What jolted me was that the offhand descriptions in the video about drive toward greater job efficiency, treating workers like machines, and the need for poisonous chemicals in farming methods could have described several industries in the US today. We speak offhandedly about how we’re just generating food for people, and isn’t that a good thing? But how different is that rhetoric from that used under communist regimes that also promised a happy life for people because efficiency and good work meant people were getting food they needed?
In another part of the museum, I encountered slogans aimed at workers, telling them to be grateful for their jobs and their meagre wages, for they were contributing to the greater good of society!
How different is this, though, from some neo-con celebrations of capitalism that ask workers to be content with lower wages because, after all, it’s for the good of the free market! And (as they tell us) a free market is clearly for the greater good of society, even if some people get lost in the shuffle, and even if some have to make do with jobs and wages that don’t contribute to their own good living?
Some have suggested that Catholicism has always been against communism, but that it has always stood in favor of capitalism, because (after all) capitalism stands for freedom and freedom of the will; it is an economic system that encourages us to privilege that freedom. Others have suggested that Catholicism has proposed a “third way” in economics – a way that is between communism and capitalism, one that emphasizes the common good (which seems to some to be too similar to the communist ideal of holding everything in common) and one that emphasizes the importance of an individual’s ability to hold private property.
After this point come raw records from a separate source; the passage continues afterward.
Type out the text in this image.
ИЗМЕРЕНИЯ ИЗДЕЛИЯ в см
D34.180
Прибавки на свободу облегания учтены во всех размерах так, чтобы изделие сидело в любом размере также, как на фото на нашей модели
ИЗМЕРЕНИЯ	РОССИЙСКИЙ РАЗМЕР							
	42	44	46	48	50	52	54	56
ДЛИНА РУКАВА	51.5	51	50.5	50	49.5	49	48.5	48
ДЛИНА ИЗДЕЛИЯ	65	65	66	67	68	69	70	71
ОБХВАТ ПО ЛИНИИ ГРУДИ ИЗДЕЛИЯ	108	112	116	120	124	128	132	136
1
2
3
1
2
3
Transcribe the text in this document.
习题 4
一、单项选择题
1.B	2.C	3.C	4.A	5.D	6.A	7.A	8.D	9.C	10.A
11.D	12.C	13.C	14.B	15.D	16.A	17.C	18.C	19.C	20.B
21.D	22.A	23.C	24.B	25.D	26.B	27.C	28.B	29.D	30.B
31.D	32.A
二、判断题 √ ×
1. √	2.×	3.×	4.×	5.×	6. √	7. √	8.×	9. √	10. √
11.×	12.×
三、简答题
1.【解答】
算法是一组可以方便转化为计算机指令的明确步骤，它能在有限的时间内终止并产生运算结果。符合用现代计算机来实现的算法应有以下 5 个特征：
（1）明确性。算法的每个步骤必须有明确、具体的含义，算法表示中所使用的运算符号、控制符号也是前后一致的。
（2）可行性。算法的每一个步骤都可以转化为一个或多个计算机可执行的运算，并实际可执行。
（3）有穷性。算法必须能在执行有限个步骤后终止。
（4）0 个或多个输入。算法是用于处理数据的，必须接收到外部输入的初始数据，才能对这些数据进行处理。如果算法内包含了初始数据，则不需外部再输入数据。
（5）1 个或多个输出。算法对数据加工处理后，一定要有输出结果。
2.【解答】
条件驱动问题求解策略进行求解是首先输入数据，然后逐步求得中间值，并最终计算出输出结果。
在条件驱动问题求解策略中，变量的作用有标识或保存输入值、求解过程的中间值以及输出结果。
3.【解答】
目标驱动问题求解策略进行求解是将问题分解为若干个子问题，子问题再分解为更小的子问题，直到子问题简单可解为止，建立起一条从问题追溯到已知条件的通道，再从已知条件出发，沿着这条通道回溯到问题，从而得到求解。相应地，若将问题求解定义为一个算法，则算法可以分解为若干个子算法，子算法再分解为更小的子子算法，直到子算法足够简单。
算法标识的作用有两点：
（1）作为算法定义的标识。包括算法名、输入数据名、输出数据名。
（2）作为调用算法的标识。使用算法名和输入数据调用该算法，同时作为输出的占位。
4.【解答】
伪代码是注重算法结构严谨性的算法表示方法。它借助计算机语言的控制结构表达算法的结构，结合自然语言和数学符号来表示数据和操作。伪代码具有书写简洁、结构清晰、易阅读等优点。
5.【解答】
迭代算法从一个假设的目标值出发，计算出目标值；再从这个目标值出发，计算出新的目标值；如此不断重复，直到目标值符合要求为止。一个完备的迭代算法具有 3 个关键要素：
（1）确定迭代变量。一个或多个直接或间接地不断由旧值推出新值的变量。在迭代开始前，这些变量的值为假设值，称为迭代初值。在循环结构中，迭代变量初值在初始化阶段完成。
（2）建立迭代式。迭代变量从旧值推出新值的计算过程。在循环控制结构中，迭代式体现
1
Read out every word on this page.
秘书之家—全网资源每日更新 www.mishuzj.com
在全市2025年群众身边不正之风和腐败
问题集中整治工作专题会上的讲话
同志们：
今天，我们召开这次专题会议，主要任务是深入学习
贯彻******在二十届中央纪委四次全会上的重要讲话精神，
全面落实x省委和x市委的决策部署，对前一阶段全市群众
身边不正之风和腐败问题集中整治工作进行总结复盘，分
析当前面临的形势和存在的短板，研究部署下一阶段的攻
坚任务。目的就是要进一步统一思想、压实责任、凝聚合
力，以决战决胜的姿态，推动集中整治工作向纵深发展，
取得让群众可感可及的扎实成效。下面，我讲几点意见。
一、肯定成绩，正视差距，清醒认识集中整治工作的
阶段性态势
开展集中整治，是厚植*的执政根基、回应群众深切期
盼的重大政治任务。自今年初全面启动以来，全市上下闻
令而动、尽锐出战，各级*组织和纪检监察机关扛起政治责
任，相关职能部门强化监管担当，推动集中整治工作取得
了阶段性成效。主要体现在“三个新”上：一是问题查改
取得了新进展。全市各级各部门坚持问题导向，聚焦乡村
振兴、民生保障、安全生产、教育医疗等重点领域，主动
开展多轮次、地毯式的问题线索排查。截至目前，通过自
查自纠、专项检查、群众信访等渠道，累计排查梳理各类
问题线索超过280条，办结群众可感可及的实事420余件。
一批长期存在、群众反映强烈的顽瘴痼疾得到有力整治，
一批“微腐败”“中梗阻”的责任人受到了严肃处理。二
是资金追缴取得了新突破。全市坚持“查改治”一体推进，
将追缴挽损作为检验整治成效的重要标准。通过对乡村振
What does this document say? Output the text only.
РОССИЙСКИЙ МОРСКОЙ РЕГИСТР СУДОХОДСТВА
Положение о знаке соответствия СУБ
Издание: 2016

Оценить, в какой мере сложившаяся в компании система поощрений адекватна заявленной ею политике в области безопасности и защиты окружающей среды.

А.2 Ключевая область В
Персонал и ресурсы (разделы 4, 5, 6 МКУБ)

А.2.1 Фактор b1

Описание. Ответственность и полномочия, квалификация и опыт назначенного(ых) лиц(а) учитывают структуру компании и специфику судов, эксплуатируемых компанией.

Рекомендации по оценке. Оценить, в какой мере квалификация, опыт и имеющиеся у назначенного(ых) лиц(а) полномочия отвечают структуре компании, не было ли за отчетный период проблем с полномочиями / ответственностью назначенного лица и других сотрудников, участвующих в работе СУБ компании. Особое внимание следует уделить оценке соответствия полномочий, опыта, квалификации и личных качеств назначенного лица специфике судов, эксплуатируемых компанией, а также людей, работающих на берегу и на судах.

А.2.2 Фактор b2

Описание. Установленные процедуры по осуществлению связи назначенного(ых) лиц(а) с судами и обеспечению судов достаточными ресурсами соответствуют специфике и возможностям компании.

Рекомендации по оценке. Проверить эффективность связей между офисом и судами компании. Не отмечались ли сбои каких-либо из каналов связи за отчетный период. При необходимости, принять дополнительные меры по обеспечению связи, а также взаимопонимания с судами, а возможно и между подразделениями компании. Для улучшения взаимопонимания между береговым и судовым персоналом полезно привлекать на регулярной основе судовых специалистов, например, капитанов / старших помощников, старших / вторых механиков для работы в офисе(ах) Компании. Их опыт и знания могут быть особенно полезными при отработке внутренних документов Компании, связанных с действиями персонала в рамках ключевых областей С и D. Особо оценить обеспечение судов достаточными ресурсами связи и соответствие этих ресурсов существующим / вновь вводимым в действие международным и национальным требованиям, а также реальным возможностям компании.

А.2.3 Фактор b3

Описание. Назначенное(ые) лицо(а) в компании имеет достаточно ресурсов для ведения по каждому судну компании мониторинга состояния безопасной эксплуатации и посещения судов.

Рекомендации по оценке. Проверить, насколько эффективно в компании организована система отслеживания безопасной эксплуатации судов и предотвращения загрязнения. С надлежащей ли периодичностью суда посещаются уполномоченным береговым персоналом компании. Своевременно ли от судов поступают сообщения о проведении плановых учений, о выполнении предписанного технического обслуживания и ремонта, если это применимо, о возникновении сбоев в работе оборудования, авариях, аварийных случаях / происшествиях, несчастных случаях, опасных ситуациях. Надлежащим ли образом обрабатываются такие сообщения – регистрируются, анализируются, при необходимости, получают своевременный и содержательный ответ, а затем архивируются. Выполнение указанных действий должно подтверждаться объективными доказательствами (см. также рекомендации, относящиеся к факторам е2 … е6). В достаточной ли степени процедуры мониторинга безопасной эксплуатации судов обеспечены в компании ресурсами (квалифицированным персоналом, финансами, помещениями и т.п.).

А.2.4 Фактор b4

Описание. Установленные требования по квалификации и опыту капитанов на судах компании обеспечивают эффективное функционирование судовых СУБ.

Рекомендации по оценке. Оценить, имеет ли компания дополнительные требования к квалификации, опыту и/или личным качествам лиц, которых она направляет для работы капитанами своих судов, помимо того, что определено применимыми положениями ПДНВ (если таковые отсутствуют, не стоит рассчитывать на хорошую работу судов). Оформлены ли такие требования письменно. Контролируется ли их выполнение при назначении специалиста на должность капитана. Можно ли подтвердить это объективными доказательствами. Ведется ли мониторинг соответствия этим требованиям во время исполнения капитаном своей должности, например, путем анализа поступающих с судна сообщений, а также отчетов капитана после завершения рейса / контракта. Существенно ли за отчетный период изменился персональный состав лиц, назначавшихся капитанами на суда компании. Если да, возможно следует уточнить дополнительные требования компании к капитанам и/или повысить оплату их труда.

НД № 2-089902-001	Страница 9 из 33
When I read the encyclicals, though, I find no economic theory. I find only the same central concern that the church holds in all of its teaching, which is that human beings possess the particular dignity of being made in the image of God. No economic theory, however good it seems, can be allowed to sidestep this central point, or if it does so, it does so to its own detriment. Maybe another way to put it is this: the moment the church tries to put forth an economic theory is the moment it is in grave danger itself of forgetting human dignity. It is only in not proposing any one theory, but instead emphasizing what must be central regardless of the theory, that the church can offer critiques of those theories.
In Caritas in Veritate, Pope Benedict wrote:
I would like to remind everyone, especially governments engaged in boosting the world’s economic and social assets, that the primary capital to be safeguarded and valued is man, the human person in his or her integrity: ‘Man is the source, the focus and the aim of all economic and social life…’
The pope goes on to discuss his concerns with global capitalism, the “grave failures” of the contemporary market to be faithful to the needs of all people. So, for example, while we boast about having created an industrial agricultural system capable of feeding the world, we have at the same time denigrated human work, and caused many farmers to have to farm crops that they cannot, themselves eat or use to sustain themselves.
In the West, we may fault communism for having denigrated the human spirit, but I cannot say that we have not done the same with some of our own economic activities. Too much of a focus on markets and on individual decisions for their own self-interest denies a whole range of human activity. As Benedict says:
The market of gratuitousness does not exist, and attitudes of gratuitousness cannot be established by law. Yet both the market and politics need individuals who are open to reciprocal gift.
If one of the difficulties with communism was that it prevented people from taking pride (in the good sense of the word) in God’s good earth by owning it (via private property) and by learning to use it well (and I happen to think that the pope is exactly right here), a parallel difficulty arises from contemporary late capitalism in that it tends to believe that such things as gifts are impossible, and thus also prevents people from taking pride (again, in the good sense of the word) in being able to do good for each other.
With either theory, I find it difficult to sustain a life lived for the gospel.